Survivor

Steve 'Commando' Willis has found his softer side on Australian Survivor

I’m more connected to my family!

By Cynthia Wang

For nine seasons on The Biggest Loser, Steve "Commando" Willis assumed the role of a stern, militant personal trainer who pushed contestants to the limit.

But now, through island life as part of the Champions tribe on Australian Survivor, the 42-year-old reveals he has done some work on his own inner fitness.

"I got to know myself more," he tells TV WEEK. "I think where I am now, having four children, having done The Biggest Loser and Survivor and all the things that interest me, it's all about being as grateful as you can be."

And what he's grateful for most is family: partner Michelle Bridges, 47, their son Axel, two, and older children Brianna, 19, Ella, 10, and seven-year-old Jack – so much so, the army veteran broke down when he received letters from home after a particularly brutal reward challenge.

"I think that, in itself, was beautiful," he says. "Because I was feeling, I was being, and embracing my emotion and not worrying what the cameras were capturing."

Steve broke down when he received gifts from his family.
Steve broke down when he received gifts from his family.

Steve has brought that vulnerable side home, even though he knows his kids love him unconditionally.

"I feel I'm more connected to them and they pick up on that energy," he says. "The bond between me and the kids has strengthened."

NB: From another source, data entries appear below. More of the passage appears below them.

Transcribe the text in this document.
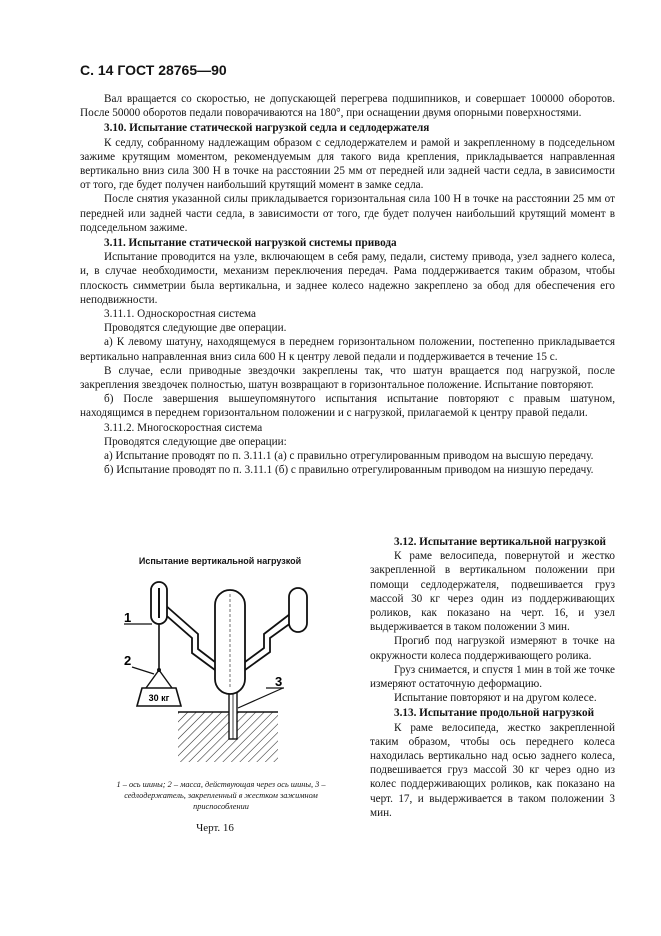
С. 14 ГОСТ 28765—90

Вал вращается со скоростью, не допускающей перегрева подшипников, и совершает 100000 оборотов. После 50000 оборотов педали поворачиваются на 180°, при оснащении двумя опорными поверхностями.

3.10. Испытание статической нагрузкой седла и седлодержателя

К седлу, собранному надлежащим образом с седлодержателем и рамой и закрепленному в подседельном зажиме крутящим моментом, рекомендуемым для такого вида крепления, прикладывается направленная вертикально вниз сила 300 Н в точке на расстоянии 25 мм от передней или задней части седла, в зависимости от того, где будет получен наибольший крутящий момент в замке седла.

После снятия указанной силы прикладывается горизонтальная сила 100 Н в точке на расстоянии 25 мм от передней или задней части седла, в зависимости от того, где будет получен наибольший крутящий момент в подседельном зажиме.

3.11. Испытание статической нагрузкой системы привода

Испытание проводится на узле, включающем в себя раму, педали, систему привода, узел заднего колеса, и, в случае необходимости, механизм переключения передач. Рама поддерживается таким образом, чтобы плоскость симметрии была вертикальна, и заднее колесо надежно закреплено за обод для обеспечения его неподвижности.

3.11.1. Односкоростная система

Проводятся следующие две операции.

а) К левому шатуну, находящемуся в переднем горизонтальном положении, постепенно прикладывается вертикально направленная вниз сила 600 Н к центру левой педали и поддерживается в течение 15 с.

В случае, если приводные звездочки закреплены так, что шатун вращается под нагрузкой, после закрепления звездочек полностью, шатун возвращают в горизонтальное положение. Испытание повторяют.

б) После завершения вышеупомянутого испытания испытание повторяют с правым шатуном, находящимся в переднем горизонтальном положении и с нагрузкой, прилагаемой к центру правой педали.

3.11.2. Многоскоростная система

Проводятся следующие две операции:

а) Испытание проводят по п. 3.11.1 (а) с правильно отрегулированным приводом на высшую передачу.

б) Испытание проводят по п. 3.11.1 (б) с правильно отрегулированным приводом на низшую передачу.

Испытание вертикальной нагрузкой
30 кг
1
2
3
1 – ось шины; 2 – масса, действующая через ось шины, 3 – седлодержатель, закрепленный в жестком зажимном приспособлении
Черт. 16

3.12. Испытание вертикальной нагрузкой

К раме велосипеда, повернутой и жестко закрепленной в вертикальном положении при помощи седлодержателя, подвешивается груз массой 30 кг через один из поддерживающих роликов, как показано на черт. 16, и узел выдерживается в таком положении 3 мин.

Прогиб под нагрузкой измеряют в точке на окружности колеса поддерживающего ролика.

Груз снимается, и спустя 1 мин в той же точке измеряют остаточную деформацию.

Испытание повторяют и на другом колесе.

3.13. Испытание продольной нагрузкой

К раме велосипеда, жестко закрепленной таким образом, чтобы ось переднего колеса находилась вертикально над осью заднего колеса, подвешивается груз массой 30 кг через одно из колес поддерживающих роликов, как показано на черт. 17, и выдерживается в таком положении 3 мин.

That also applies to his connection with Michelle – his former co-star on The Biggest Loser and partner of five years – and his approach to what he calls "the little gestures of what it means to be in a relationship".

"You know, the 'I love you,' just to grab the hand and give it a bit of a squeeze as you go by, a hug in the morning or at any point in time just to reiterate through some physical connection that 'I'm there by your side,'" he explains.

Despite their happiness, don't expect the family to get any bigger.

"Four kids, that's enough!" Steve declares. "It's quite full on. And you know, fantastic, but it definitely keeps you on your toes."

He adds that with his personal training and Michelle's keynote talks, "We're both getting older, and I think, for us, playing more the role of mentors is the stage of life we're at."

Steve with his son, Axel.
Steve with his son, Axel.

Steve says he relied on a different kind of family on the show, recalling how his friendship with Mat Rogers, Shane Gould and Sharn Coombes kept him going during the game.

"We were all probably the older ones within our tribe," he says. "We've lived some life and we understand that there's a number of levels and layers to playing the game of Survivor or through life."

Steve says the bond between them was "profound," calling his time on the show "an amazing experience."

Though he's grateful for such incredible friendships, Survivor does involve the occasional blindside and back-stab. Steve maintains he handled those instances in an honourable way.

"I think I'm quite upfront with how I strategise," Steve says. "It's a game and unfortunately we've got to vote off certain people, and my reasons for voting people off, I think in the game of Survivor, they're quite justified. But, hey, everyone's got a different perspective."

We can't wait to see what Steve does next, when the show returns!

Australian Survivor airs Monday and Tuesday, 7:30pm, on Network Ten.